Шагая к выходу из Кремля на Манежную, я нагнал товарища Ирку Розенгольц. Та мне обрадовалась. Несколько своеобразно впрочем:
— Привет,Боб! Бежишь к Воронцовой?
— Она в Ленинграде, на слете учителей.
— Ой, я и забыла. И ты теперь тоскуешь?
— Нет, надеюсь.
— На что⁈
— Мало ли. Наводнение там… или балка ей на голову с потолка рухнет.
— Отдохни, Боб. Я Сашку хорошо знаю. Если на нее рухнет балка, то опасность угрожает лишь этой балке. А наводнение подождет, пока она уедет.
— Ну, помечтать то можно?
— Все время ругаетесь?
— Да так,- я пожал плечами — я считаю что она сумасшедшая, она считает меня придурком…
— Я сразу поняла, что вы просто созданы друг для друга!
— И не поспоришь. У тебя, Ир, пролетарское чутье…
Вообще то, даже мелкий кремлевский персонал, предпочитает уезжать с работы с попутной оказий, или дежурной машиной. И с чего Ирка поперлась на Манежную, непонятно. Но на выходе в сквер все разъяснилось. Там стоял, неуклюжий в новом синем костюме, Иркин бойфренд Михаил. Просиял всем лицом, увидев Розенгольц, снял кепку, и рукавом вытер пот со лба. Разглядев меня и вовсе заулыбался. С момента эпичной драки в «Кафе Поэтов» мы еще не виделись.
Прижав к себе на мгновение прильнувшую к нему Ирку, он протянул мне руку и сказал:
— Привет, Боб. Тоже с нами на балет идешь?
Ирка начала рассказывать, что ей девочки уступили билеты на «Жизель», и что билеты в Большой не достать, поэтому они сразу согласились. Но Мишаню интересовали более приземленные вещи:
— Вот есть в тебе это, буржуйское, Боб. Я, как не старайся, так как ты, выглядеть не смогу. Какой костюм не надень. Или может тоже шляпу носить?

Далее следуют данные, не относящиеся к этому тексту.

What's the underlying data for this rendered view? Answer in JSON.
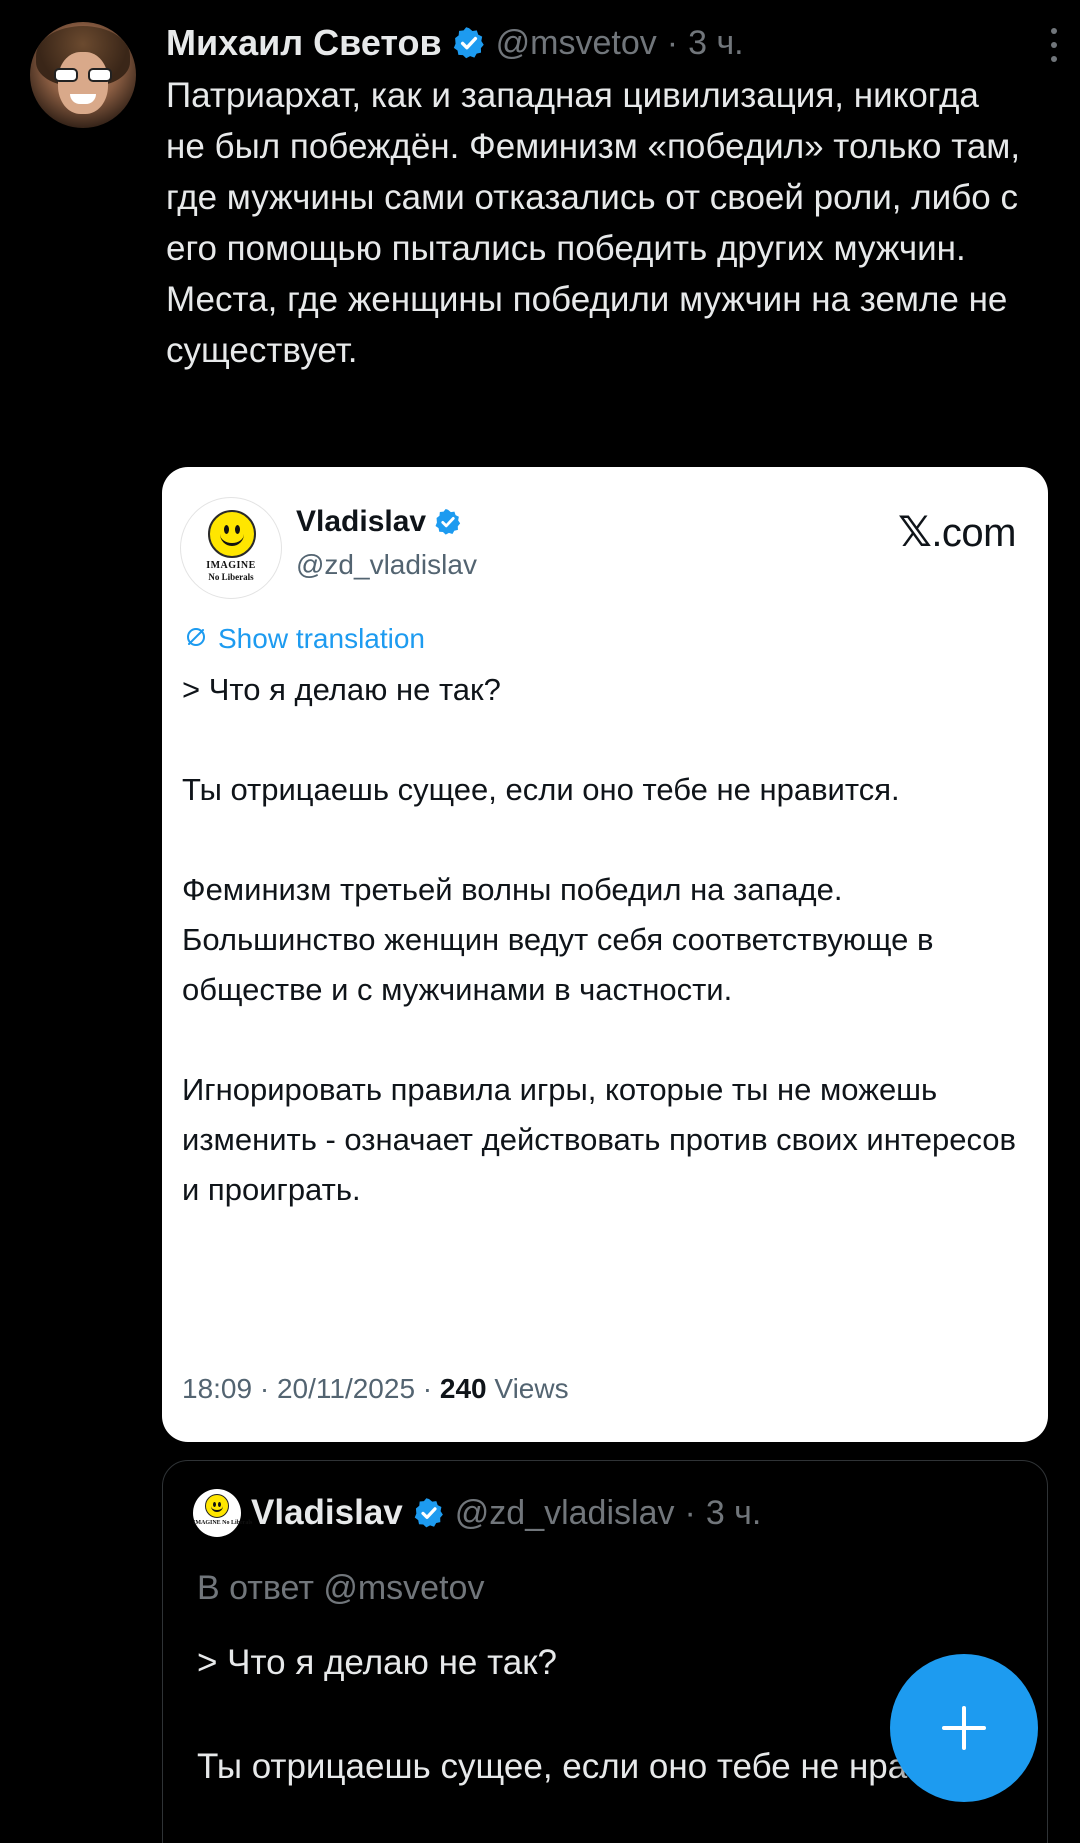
{
  "main_tweet": {
    "author_name": "Михаил Светов",
    "handle": "@msvetov",
    "separator": "·",
    "time": "3 ч.",
    "text": "Патриархат, как и западная цивилизация, никогда не был побеждён. Феминизм «победил» только там, где мужчины сами отказались от своей роли, либо с его помощью пытались победить других мужчин. Места, где женщины победили мужчин на земле не существует."
  },
  "quoted_card": {
    "author_name": "Vladislav",
    "handle": "@zd_vladislav",
    "avatar_caption_line1": "IMAGINE",
    "avatar_caption_line2": "No Liberals",
    "brand_x": "𝕏",
    "brand_suffix": ".com",
    "translation_label": "Show translation",
    "paragraphs": [
      "> Что я делаю не так?",
      "Ты отрицаешь сущее, если оно тебе не нравится.",
      "Феминизм третьей волны победил на западе. Большинство женщин ведут себя соответствующе в обществе и с мужчинами в частности.",
      "Игнорировать правила игры, которые ты не можешь изменить - означает действовать против своих интересов и проиграть."
    ],
    "timestamp": "18:09 · 20/11/2025 · ",
    "views_count": "240",
    "views_label": "Views"
  },
  "reply": {
    "author_name": "Vladislav",
    "handle": "@zd_vladislav",
    "separator": "·",
    "time": "3 ч.",
    "avatar_caption": "IMAGINE No Liberals",
    "reply_to": "В ответ @msvetov",
    "paragraphs": [
      "> Что я делаю не так?",
      "Ты отрицаешь сущее, если оно тебе не нравится."
    ]
  },
  "fab": {
    "icon": "plus-icon"
  },
  "colors": {
    "background": "#000000",
    "accent": "#1d9bf0",
    "secondary_text": "#71767b",
    "primary_text": "#e7e9ea"
  }
}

Я замешкался с ответом. Ну не объяснять же ему, что в костюме нужно ходить постоянно, тогда это будет твоей естественной одеждой. И что я вряд ли буду выглядеть таким же крепким и резким как он апполоном, в полосатой тенниске и широченных мятых брюках.
— Да какая разница, шляпа или кепка — решил не углубляться я — у меня-то шляпа, для романтичности.
— Девицам нравится? — заинтересовался Мишка, покосившись на Иру.
— В какой то мере.- мы неторопясь шли Александровским садом — просто когда заливаешь девушкам всякие героические байки, всегда заканчиваешь одинаково- ' А потом я надел шляпу, и вышел под дождь…'. И все. Все верят.
Под такой незатейливый треп, мы прошли мимо гостиницы «Москва», дошли до «Метрополя», перешли Охотный Ряд, и вышли к фонтану у Большого. Розенгольц начала втирать, что нужно поспрашивать лишний билетик, но я отказался. У них-то места в ложе бенуара. А мне тесниться на четвертом ярусе было неохота. С другой стороны и возвращаться домой, когда там нет Сашки, тоже было как то уныло.